Ansprüche an den Datenschutz nach WikiLeaks-Veröffentlichung der Sony-Daten höher

von Raimund Genes, Chief Technology Officer

Kürzlich veröffentlichte WikiLeaks einen durchsuchbaren Online-Fund von mehr als 30.000 Dokumenten und 173.000 E-Mails im Zusammenhang mit dem Einbruch bei Sony Pictures Entertainment. Man mag mit dem Vorgehen von WikiLeaks einverstanden sein oder nicht, aber die Aktion sollte auf jeden Fall als weitere Warnung an IT- und Sicherheitsleiter dienen. Einbrüche in die Informationssicherheit können auch lange nach dem eigentlichen Angriff schädliche Auswirkungen haben. Deshalb zahlt es sich aus, Wege zu finden, um fortschrittliche zielgerichtete Angriffe schon früh zu verhindern, bevor sie die Gelegenheit haben, sich tief in die IT des Unternehmens zu graben und ernsten, langfristigen Schaden anzurichten.

Das WikiLeaks-Erbe

Die hochkritischen internen Sony-Dokumente wurden ursprünglich vom Angreifer oder einem Komplizen, der sich in das Unternehmen gehackt hatte, öffentlich gemacht. Doch die nicht durchsuchbaren Dokumente verschwanden schnell wieder aus dem Netz, noch bevor Interessierte sie analysieren konnten. Doch Sicherheitsverantwortliche wissen nicht, ob Julian Assange und sein Team nicht Informationen aus ähnlichen Einbrüchen für ebenfalls öffentlich interessant hält.

Auch andere Unternehmen hatten bereits Probleme mit Wiederherstellungs- und Säuberungskosten, fallenden Aktienkursen, Gerichtsverfahren, beschädigten Markennamen und Reputationsbeschädigung sowie anderen Rückschlägen aufgrund von Einbrüchen.

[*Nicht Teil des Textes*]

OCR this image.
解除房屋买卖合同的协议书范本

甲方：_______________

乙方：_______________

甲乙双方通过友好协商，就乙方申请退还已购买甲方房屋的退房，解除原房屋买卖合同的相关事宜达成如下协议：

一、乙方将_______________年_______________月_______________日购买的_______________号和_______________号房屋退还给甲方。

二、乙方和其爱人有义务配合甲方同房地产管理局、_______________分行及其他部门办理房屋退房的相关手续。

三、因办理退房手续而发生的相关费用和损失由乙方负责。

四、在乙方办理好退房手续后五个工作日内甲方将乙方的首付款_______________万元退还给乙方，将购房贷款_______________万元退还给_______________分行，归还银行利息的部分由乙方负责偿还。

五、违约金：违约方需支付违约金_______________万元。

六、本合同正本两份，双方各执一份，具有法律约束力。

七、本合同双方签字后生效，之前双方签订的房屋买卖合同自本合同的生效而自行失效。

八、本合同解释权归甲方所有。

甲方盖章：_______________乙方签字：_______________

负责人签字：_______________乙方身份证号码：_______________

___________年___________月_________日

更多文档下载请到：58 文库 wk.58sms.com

Man kann also davon ausgehen, dass WikiLeaks die Standards für Datensicherheit angehoben hat.

Wer war‘s?
Das Weiße Haus vermutete nordkoreanische Agenten hinter dem Angriff, mit dem Motiv der Rache für den Satirefilm „Das Interview“. Doch das scheint nicht so sicher, denn einerseits verlangten die Angreifer ursprünglich ein Lösegeld für einige der gestohlenen Daten, und das entspricht nicht dem Verhalten eines Staates. In vielerlei Hinsicht wäre es beruhigender zu wissen, dass es eine staatlich gelenkte Aktion war, doch ist dies unwahrscheinlich. Andererseits behaupteten Einige, dass die Unternehmensserver und Kennwörter in die Schadsoftware programmiert waren, und das lässt auf Insider-Wissen schließen.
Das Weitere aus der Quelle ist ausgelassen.